By dropping these objects to a level before applying the Boolean, the level inherits these attributes and all objects underneath inherit the layers properties. Hence we can also change the layers color to change all the cut colors. This ability to add objects to the level without having to set the "inverted volume" attribute allows us to take this example further:

Adding materials to a cut object level allows us to create all sorts of interesting effects - For example, having a brick outer wall, then cutting holes in the wall with wood mapped cubes would yield a wooden window sill in the walls.

Its important to note that booleans can have booleaned objects. To create a piston ring - one creates a cylinder, cuts a hole in the middle, then uses that object to cut out from another cylinder, then duplicating the first cut ring to create a piston with a ring cut and piston ring inside. Such nesting of booleans is limitless - cutting and shaping an object until the final form is realized.

Primarily analytical objects are used as they are closed shapes and the volume is easily inverted. The polyhedron shape is of particular use - as its RS3D's answer to a freeform shape. By using polyhedrons creatively, one can create almost any shape.


Example file: download here.

Attached is a relatively simple scene making good use of Boolean operators. Starting from a simple cylinder we "chiseled" out the form of a piston. Thinking in terms of subtraction is the key - How you want to "Cut" the object to obtain the shape you desire. Often this means cutting the cut tool - as with this scene. Examine how chamfers were cut from the shape with cones then cut again from the piston cylinder. Note that this object was created solely from Analytical objects - predominately cylinders.

A useful technique for modeling complex forms such as this is to duplicate many of the objects from the original cylinder. This creates objects in the correct transform space and often only requires simple scaling or rotating.

When attempting to visualize the shapes inside a Boolean - creating the cut shapes OUT of the Boolean level is useful, placing them in the correct location, then dragging the icon into the "Cut" level.

Boolean representations can often be quite confusing and the Wire and Open GL representations quite inaccurate. Remember that these are merely Previews of the object - renderings show the final form. Working in Wireframe is by far the fastest method with Booleans - as the Open GL view is constantly being updated, computation times can sometimes be too slow for complex booleans. Working in wireframe is best with complex scenes.

Under the object properties/wire tab of a Boolean level is a tag "AND wireframe off". This can be set to turn off the automatic Boolean wireframe representation if needed.

Problem solving booleans

Occasionally, after much cutting and pasting between levels - errors can appear.
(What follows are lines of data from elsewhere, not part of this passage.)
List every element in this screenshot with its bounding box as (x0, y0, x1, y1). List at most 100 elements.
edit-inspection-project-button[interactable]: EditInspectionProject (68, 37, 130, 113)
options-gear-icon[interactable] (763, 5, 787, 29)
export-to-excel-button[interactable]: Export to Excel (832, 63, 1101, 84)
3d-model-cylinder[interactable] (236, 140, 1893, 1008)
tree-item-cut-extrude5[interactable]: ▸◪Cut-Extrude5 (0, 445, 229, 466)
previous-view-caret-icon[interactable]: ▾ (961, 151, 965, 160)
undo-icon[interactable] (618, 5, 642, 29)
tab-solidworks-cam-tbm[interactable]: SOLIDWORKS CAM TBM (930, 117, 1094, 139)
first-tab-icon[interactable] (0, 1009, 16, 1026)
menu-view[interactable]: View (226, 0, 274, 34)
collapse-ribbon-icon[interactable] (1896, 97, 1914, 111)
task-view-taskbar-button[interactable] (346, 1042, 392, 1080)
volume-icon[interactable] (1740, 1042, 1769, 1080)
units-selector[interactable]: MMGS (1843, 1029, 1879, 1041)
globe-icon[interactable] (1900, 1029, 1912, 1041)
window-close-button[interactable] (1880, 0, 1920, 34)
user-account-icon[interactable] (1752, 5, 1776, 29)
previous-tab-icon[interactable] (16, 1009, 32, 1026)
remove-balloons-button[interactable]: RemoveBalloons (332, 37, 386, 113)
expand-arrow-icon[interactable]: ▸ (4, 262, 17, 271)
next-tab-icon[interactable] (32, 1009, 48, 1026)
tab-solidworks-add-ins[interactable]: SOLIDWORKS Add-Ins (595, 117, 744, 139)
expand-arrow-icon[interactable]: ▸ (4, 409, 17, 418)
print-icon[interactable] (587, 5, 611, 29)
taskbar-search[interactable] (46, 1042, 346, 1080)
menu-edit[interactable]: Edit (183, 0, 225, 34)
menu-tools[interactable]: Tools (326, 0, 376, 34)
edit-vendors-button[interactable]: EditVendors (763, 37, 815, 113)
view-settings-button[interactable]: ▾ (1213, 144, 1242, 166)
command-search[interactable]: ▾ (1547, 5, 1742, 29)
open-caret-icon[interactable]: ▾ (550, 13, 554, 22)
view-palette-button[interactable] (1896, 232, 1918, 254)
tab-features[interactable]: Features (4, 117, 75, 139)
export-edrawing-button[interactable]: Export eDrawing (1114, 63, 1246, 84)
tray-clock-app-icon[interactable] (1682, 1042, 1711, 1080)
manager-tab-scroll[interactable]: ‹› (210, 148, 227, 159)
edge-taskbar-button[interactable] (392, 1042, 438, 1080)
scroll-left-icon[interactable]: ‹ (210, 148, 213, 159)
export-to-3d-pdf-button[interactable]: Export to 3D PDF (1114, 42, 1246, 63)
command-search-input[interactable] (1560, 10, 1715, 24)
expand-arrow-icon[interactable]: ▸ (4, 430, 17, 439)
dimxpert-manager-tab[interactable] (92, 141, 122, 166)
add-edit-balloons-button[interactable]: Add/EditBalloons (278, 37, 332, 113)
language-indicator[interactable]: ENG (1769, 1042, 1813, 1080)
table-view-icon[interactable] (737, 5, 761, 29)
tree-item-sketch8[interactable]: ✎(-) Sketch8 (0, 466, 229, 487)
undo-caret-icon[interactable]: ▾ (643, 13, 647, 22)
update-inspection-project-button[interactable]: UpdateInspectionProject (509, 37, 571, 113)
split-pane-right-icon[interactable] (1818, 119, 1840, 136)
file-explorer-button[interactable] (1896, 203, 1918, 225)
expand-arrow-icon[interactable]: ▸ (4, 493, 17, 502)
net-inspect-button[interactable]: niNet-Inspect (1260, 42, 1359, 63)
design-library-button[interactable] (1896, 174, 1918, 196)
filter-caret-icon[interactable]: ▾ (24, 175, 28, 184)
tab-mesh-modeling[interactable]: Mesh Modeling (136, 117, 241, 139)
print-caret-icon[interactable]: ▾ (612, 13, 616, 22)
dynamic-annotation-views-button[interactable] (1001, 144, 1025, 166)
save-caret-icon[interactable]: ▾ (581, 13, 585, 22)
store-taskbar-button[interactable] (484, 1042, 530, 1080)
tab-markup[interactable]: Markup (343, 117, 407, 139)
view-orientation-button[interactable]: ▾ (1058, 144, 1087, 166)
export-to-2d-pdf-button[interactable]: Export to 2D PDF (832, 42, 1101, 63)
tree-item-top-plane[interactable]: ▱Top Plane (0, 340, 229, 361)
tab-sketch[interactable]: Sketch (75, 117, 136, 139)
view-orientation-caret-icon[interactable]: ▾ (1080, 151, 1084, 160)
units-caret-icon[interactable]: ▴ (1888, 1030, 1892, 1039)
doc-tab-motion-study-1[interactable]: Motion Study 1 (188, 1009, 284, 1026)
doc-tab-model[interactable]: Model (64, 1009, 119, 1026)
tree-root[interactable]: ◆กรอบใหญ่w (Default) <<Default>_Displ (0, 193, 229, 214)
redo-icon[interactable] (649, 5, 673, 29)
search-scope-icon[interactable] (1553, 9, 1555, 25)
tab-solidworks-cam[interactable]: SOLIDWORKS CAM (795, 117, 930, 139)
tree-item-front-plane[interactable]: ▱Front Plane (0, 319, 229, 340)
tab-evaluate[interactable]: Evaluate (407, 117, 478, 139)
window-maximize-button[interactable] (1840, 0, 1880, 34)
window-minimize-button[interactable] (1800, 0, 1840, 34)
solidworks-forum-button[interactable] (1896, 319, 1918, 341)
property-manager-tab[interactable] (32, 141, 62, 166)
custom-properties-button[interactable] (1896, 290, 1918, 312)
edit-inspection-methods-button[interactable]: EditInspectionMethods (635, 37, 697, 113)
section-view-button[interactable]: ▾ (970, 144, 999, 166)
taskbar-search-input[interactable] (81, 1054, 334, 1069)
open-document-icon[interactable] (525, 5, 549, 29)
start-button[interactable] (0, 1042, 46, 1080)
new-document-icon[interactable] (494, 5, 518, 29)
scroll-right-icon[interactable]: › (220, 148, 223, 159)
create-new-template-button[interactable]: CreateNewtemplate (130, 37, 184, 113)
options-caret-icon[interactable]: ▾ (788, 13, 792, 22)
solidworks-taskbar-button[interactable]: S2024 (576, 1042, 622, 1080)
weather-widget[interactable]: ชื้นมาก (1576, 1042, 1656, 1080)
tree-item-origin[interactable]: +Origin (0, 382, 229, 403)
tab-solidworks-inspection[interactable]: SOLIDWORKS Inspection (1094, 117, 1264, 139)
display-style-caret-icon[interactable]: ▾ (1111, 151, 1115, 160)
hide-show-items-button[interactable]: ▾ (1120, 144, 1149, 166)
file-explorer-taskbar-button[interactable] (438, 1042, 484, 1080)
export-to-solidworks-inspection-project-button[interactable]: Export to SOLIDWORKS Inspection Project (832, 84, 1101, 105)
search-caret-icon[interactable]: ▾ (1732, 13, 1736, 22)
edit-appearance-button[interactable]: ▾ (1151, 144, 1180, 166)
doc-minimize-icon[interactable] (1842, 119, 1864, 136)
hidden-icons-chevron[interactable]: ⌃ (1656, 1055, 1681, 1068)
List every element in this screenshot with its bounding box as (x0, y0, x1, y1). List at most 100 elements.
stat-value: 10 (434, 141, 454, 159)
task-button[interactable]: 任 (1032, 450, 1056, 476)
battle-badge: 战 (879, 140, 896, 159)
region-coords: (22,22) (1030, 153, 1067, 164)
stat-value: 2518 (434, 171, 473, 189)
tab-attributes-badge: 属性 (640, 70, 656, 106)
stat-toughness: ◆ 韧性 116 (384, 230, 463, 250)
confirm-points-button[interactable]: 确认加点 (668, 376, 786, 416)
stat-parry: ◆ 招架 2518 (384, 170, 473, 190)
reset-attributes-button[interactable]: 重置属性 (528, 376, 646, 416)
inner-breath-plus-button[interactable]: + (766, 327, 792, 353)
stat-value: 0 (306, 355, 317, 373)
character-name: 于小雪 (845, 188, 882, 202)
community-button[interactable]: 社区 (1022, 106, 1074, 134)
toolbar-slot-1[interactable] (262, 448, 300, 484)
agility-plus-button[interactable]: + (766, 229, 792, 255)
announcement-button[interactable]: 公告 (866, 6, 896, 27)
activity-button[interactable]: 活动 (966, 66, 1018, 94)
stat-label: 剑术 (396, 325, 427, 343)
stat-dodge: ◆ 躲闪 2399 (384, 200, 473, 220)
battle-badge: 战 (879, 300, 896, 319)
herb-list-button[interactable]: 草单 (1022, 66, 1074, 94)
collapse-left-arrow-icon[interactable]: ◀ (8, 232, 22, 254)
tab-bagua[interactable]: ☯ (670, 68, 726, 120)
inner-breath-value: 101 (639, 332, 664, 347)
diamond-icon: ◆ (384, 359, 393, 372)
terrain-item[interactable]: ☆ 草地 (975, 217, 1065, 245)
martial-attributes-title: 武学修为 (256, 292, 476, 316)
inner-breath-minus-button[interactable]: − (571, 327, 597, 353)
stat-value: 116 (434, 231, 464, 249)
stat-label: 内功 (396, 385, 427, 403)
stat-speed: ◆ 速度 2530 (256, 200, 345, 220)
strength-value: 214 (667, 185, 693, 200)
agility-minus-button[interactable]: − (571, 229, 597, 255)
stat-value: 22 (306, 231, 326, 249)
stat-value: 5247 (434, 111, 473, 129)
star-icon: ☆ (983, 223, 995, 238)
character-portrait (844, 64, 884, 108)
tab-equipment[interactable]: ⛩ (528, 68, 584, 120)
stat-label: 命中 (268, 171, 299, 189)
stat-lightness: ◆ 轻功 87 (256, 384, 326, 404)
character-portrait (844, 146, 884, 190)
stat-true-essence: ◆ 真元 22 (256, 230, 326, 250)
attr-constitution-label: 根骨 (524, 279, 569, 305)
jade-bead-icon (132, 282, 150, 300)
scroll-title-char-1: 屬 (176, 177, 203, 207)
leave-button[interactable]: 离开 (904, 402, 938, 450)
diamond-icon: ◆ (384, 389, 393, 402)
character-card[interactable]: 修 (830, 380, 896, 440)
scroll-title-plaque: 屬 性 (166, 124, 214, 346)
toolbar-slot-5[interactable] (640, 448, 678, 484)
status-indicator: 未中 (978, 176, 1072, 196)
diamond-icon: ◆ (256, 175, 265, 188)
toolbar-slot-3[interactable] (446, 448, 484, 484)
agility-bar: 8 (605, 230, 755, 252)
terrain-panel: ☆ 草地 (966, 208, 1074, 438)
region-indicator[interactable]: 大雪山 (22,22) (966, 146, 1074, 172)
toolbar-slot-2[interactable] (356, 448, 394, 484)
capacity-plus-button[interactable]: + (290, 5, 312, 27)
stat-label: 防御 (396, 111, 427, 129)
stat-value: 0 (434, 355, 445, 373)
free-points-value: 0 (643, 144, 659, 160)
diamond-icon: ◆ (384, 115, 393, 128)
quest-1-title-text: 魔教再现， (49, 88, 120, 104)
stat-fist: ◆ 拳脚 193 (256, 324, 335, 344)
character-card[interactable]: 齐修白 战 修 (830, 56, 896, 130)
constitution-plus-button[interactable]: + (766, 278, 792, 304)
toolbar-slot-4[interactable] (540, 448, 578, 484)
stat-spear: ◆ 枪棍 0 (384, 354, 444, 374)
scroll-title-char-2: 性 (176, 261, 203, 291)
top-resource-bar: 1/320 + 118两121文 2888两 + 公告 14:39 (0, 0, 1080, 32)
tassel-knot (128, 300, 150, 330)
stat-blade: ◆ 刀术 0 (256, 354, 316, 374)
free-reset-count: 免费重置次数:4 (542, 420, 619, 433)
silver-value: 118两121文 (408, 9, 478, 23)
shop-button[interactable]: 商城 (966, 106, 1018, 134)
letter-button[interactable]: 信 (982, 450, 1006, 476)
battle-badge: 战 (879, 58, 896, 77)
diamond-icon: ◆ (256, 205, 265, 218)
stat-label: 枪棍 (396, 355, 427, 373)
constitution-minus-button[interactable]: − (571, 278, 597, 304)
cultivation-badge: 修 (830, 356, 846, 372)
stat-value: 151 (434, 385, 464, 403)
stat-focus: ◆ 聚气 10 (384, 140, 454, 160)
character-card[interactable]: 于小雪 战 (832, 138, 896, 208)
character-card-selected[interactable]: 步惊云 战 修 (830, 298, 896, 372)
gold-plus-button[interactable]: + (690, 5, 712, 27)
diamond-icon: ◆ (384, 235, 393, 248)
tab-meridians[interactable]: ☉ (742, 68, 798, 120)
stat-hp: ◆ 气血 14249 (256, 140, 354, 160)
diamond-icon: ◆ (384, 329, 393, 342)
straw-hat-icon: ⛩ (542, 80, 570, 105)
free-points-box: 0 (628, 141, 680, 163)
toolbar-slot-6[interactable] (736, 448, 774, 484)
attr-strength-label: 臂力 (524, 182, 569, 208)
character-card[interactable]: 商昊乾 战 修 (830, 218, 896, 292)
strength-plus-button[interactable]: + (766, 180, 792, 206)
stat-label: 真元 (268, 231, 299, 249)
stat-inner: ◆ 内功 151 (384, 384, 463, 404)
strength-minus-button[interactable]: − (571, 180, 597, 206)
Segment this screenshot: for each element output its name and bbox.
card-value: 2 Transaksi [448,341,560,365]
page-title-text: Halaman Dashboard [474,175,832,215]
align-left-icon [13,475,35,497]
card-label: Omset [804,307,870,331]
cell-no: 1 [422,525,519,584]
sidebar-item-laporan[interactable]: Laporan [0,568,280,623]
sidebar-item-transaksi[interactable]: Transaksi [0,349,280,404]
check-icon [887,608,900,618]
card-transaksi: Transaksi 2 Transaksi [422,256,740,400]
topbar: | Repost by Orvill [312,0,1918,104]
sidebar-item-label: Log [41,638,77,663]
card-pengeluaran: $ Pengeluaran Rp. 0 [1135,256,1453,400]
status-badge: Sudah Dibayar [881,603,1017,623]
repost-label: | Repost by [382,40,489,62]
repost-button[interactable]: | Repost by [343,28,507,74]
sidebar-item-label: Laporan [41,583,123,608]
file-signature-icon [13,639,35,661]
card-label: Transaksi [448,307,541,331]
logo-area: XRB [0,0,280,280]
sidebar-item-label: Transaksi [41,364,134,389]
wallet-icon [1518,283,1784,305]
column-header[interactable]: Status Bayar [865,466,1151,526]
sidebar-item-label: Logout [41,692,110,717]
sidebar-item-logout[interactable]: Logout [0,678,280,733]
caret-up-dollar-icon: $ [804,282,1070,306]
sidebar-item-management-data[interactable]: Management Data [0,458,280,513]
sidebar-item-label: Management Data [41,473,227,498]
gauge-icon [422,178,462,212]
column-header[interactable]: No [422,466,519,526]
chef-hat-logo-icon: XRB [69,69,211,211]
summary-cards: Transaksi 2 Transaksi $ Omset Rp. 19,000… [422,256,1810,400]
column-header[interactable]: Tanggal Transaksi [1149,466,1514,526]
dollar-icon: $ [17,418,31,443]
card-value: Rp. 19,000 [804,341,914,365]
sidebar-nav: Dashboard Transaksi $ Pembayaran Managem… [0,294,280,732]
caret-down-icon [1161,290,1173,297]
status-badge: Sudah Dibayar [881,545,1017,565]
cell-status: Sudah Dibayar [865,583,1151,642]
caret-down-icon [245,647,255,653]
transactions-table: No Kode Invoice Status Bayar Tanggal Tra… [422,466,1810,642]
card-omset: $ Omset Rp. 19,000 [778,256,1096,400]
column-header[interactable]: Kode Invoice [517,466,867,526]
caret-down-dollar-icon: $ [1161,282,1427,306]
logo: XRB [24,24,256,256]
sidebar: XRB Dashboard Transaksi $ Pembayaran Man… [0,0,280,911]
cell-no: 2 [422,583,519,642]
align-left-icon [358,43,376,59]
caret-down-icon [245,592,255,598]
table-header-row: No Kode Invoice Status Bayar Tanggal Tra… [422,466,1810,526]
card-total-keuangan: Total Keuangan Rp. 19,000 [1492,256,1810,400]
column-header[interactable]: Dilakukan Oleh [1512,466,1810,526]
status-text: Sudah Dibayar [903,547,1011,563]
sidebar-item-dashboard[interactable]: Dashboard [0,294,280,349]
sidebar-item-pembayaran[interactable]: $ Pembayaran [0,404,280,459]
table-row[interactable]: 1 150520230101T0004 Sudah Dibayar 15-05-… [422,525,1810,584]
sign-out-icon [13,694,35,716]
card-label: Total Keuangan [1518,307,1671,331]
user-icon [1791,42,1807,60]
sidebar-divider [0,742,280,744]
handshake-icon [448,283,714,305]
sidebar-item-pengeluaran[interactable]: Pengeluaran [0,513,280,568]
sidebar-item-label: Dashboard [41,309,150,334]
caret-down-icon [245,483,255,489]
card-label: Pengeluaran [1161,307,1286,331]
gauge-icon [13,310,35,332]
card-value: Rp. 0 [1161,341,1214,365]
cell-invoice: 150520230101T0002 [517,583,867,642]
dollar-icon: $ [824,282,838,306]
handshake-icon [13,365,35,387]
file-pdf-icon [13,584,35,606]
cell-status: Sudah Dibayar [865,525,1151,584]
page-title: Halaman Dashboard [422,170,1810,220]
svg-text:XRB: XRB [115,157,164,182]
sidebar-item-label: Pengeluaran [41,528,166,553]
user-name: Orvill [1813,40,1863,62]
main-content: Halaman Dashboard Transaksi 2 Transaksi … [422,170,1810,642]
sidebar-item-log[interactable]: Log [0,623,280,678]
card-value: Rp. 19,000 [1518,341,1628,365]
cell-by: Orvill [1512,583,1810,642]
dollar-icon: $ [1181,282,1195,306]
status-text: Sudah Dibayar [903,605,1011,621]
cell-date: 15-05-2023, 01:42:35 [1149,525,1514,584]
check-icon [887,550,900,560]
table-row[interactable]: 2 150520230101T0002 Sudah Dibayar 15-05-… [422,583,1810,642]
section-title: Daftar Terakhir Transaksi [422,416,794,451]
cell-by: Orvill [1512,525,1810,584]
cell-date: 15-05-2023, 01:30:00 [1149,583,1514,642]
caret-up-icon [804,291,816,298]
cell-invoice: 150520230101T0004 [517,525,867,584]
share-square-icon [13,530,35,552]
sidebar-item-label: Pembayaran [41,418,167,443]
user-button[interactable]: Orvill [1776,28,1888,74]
These errors can either be strange artifacting - which is quite possibly the result of two shapes exactly on top of each other. Or booleans looking completely wrong -If this is the case, the easiest method to check your objects is to drag half of the objects out of the Boolean level and render (Often the wireframe representation is enough). If the Boolean looks OK then slowly add various shapes back under the boolean level until you can pinpoint which shape is causing the problems (drag the icons out of the Boolean level and turn off render.) The problems are most likely due to having invert on - check the problem objects for unusual attributes under the Object properties/Gen tab.


With many operations in any 3D package - one must be very careful as to placement of cutting objects. Sometimes duplicates may appear unknown to the user and strange artifacting may result as two exactly the same objects may be cutting another - finite tolerance of computers allows us to place objects in exactly the same positions, but when cutting two objects - it is imperative that the cut object is slightly away from the edge or corner to allow at least some cut or not cut right through with strange results. This is also applicable when mapping scope or finite materials.

When mapping Boolean objects - it is often a good idea to drop the Boolean level to another level, then apply the material.